From the perspective of H.R. 1, there’s really two major things that, honestly, will have an economic impact on the specialty. One is the increased requirements for maintaining Medicaid, including work requirements. People are going to lose coverage. Even the people who are entitled to have coverage are going to [lose it] because it will be administratively more difficult for them.
The Congressional Budget Office [has] estimated that about 10 million people are going to lose Medicaid coverage. The second part is the tax credits and the subsidies that allow people to maintain their coverage under the health exchanges that were created under the [Affordable Care Act] ACA. Similarly, it’s not just those with Medicaid coverage, but those people with access to full commercial insurance coverage, with their premiums getting subsidized through the ACA.
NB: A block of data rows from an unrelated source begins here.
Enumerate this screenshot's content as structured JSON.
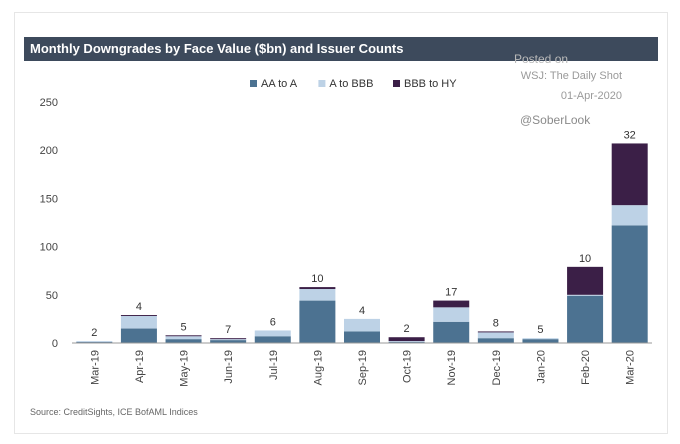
{
  "title": "Monthly Downgrades by Face Value ($bn) and Issuer Counts",
  "watermark": {
    "line1": "Posted on",
    "line2": "WSJ: The Daily Shot",
    "line3": "01-Apr-2020",
    "handle": "@SoberLook"
  },
  "source": "Source: CreditSights, ICE BofAML Indices",
  "colors": {
    "AA to A": "#4c7291",
    "A to BBB": "#bdd2e6",
    "BBB to HY": "#3b1f47"
  },
  "chart_data": {
    "type": "bar",
    "stacked": true,
    "categories": [
      "Mar-19",
      "Apr-19",
      "May-19",
      "Jun-19",
      "Jul-19",
      "Aug-19",
      "Sep-19",
      "Oct-19",
      "Nov-19",
      "Dec-19",
      "Jan-20",
      "Feb-20",
      "Mar-20"
    ],
    "series": [
      {
        "name": "AA to A",
        "values": [
          1,
          15,
          4,
          3,
          7,
          44,
          12,
          1,
          22,
          5,
          4,
          49,
          122
        ]
      },
      {
        "name": "A to BBB",
        "values": [
          1,
          13,
          3,
          1,
          6,
          12,
          13,
          1,
          15,
          6,
          1,
          1,
          21
        ]
      },
      {
        "name": "BBB to HY",
        "values": [
          0,
          1,
          1,
          1,
          0,
          2,
          0,
          4,
          7,
          1,
          0,
          29,
          64
        ]
      }
    ],
    "counts": [
      2,
      4,
      5,
      7,
      6,
      10,
      4,
      2,
      17,
      8,
      5,
      10,
      32
    ],
    "yticks": [
      0,
      50,
      100,
      150,
      200,
      250
    ],
    "ylim": [
      0,
      250
    ],
    "legend_position": "top",
    "grid": false
  }
}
The estimate is that six million additional people are going to lose coverage.1 We have 350 million people in this country; having 16 million of them lose access to health insurance is not good. I know, and every emergency physician knows we can take care of people when they’re acutely ill and injured. But the follow-up for those is dependent upon them being in the system. Taking 16 million people out of the system doesn’t help.
When it comes to emergency department finances, when we treat people with Medicaid coverage, we get paid something. Now, in some states that something is pitiful. But in other states — and I’ll use Maryland as an example — we get 100 percent of Medicare. In that situation, it helps to sustain the practice model. People going from Medicaid to being uninsured means we will collect essentially almost nothing. In the balance of trying to run an EM group where you have basically commercially insured, Medicare insured, Medicaid insured, and the uninsured, the more we shift away from people who have any insurance, it just makes it harder to run a group — big, small, or everywhere in between.